Building the foundation
To capture and extract insight from previously siloed data, GSK data scientists developed two platforms: a data provisioning platform that integrates all enterprise data into a single system and continuously feeds algorithms with the latest data in real time, and a visualization platform for each of the use cases to support decisions.
Data scientists developed both platforms with input from business and end users.
“A significant portion of the program effort was spent on capability build,” Baxter says. “New business processes had to be designed or existing ones adjusted to integrate the new ways of working. The tools were designed not as one-off solutions but as continuously developing products that would continue to meet changing business context and carry on delivering value into the future.”
Each value strike project used an agile, sprint-based approach starting with a targeted minimum viable product (MVP). The idea was to prove value at a small scale, gather feedback, and use that to rapidly accelerate the speed of development and deployment.
“It took two weeks to build our first digital value stream map, which was for one stock keeping unit. We then added the rest of the brand SKUs in four days, and finally SKUs for an entirely different brand in only one day,” Jegasothy says.
Putting together a cross-functional team of business experts, data scientists, and technologists proved key to the platform’s success.
“This representation of skill sets means we can problem solve and gather feedback rapidly,” Jegasothy says. “For instance, we don’t have to wait for perfect data to get value — by combining advanced analytics with data expertise, we can squeeze insights even out of sparse data.”
Jegasothy says the Value Strikes program has helped GSK identify a large array of value opportunities within its first year, including overstock prevention, stock policy adjustments, the ability to highlight and address areas of high lead time duration and volatility, and so on.
“The full value potential has been validated with the supply chain organization,” Jegasothy says. “Beyond the financial impact, planners and supply chain managers are newly empowered with data-driven insights and are seeing the art of the possible.”
Data-driven dos and don’ts
Baxter offers five tips for IT or analytics leaders looking to help their organizations get more value from data:
Business value is king.

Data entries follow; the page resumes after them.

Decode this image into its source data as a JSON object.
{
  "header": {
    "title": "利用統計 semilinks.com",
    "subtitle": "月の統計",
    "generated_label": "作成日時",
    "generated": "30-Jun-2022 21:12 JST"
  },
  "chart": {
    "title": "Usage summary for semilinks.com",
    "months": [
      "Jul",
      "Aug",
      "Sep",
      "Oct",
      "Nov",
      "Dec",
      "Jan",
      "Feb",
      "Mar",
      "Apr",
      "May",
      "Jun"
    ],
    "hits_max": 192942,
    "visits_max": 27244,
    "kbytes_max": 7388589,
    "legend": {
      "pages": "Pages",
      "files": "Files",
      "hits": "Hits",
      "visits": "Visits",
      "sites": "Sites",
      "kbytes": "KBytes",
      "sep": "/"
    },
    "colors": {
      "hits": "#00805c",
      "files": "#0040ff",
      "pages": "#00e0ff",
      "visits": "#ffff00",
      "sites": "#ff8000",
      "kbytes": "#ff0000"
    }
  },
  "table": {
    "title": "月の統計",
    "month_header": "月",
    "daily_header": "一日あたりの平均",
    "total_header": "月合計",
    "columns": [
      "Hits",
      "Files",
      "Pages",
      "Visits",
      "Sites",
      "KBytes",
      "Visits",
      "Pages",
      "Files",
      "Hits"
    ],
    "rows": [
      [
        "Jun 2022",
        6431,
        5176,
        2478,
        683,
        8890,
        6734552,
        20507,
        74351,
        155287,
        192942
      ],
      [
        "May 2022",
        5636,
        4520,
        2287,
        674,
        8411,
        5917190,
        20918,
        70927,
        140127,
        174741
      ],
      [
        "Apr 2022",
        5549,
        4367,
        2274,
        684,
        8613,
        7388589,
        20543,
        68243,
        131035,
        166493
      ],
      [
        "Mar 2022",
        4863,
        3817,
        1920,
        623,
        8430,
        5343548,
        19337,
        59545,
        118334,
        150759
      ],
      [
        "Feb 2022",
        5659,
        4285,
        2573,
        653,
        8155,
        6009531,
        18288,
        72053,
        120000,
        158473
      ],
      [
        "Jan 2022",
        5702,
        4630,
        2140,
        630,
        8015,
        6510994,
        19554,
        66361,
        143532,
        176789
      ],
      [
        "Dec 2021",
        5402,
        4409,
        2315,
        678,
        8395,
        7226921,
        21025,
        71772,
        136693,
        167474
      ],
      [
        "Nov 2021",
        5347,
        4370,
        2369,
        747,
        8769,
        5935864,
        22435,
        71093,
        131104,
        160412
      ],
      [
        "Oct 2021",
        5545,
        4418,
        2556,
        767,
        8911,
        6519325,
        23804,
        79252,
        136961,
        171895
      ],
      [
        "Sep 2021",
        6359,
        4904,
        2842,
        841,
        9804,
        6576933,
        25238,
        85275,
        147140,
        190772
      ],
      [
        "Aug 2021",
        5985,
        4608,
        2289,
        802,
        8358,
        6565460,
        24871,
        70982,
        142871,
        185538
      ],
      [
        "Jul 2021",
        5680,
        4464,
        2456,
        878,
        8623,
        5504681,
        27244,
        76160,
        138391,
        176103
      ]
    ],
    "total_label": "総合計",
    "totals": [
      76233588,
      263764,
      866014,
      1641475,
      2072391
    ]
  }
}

Data and analytics are not the objective. They merely serve as enablers of business priorities. “Make sure you can clearly articulate and track your value delivery, not just your activities,” Baxter says.

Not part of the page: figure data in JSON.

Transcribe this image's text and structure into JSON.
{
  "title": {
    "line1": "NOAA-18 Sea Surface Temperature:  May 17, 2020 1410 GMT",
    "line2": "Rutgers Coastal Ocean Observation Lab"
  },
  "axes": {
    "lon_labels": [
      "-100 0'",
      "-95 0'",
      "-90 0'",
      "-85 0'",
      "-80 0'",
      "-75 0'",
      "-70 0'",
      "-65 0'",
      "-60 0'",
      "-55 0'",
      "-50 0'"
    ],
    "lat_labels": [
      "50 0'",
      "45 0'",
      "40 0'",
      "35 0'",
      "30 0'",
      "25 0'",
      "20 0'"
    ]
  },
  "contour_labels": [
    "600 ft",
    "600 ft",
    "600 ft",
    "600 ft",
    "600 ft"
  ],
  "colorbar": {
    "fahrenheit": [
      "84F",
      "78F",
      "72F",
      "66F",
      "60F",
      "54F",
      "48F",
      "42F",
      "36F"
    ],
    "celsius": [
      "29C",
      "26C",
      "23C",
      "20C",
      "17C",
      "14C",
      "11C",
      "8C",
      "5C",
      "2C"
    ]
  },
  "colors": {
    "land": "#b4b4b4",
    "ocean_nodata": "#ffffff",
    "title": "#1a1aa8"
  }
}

Bring the organization on board. Invest in building the capabilities of your team and users and ensure all new processes are fully documented. “We like to say that about 10 percent of the effort is in the algorithms and about 20 percent in the technology — the remaining 70 percent is in behavior change,” Baxter says.

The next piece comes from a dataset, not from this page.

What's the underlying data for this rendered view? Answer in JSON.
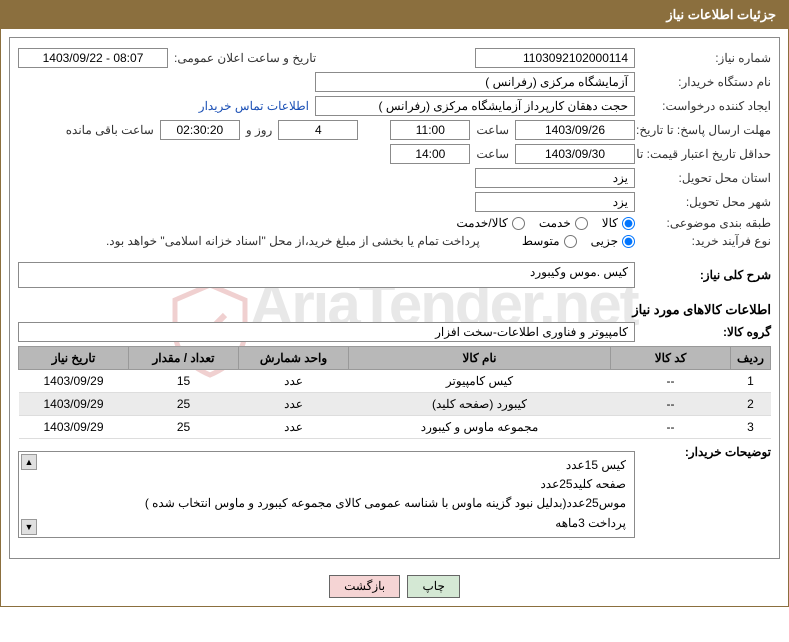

Build trust in the tools. Full transparency on data and analytics is key in building trust in new tools, Baxter says. Dashboards that enable users to explore data in its most granular form, and to explore how that links to high-level insight, have had the most traction within GSK.
Encourage (and manage) development requests. A growing number of feature requests do demonstrate that tools are being used in the organization, but they can quickly overwhelm developers. “These requests should be logged and prioritized by business value and effort so that the program can continue to pay for itself,” Baxter says.
Remember you’re building capabilities, not tools. “These are not static analyses,” Baxter says. “They are constantly evolving, which requires the right people and skillsets to be in place to continually grow and manage.”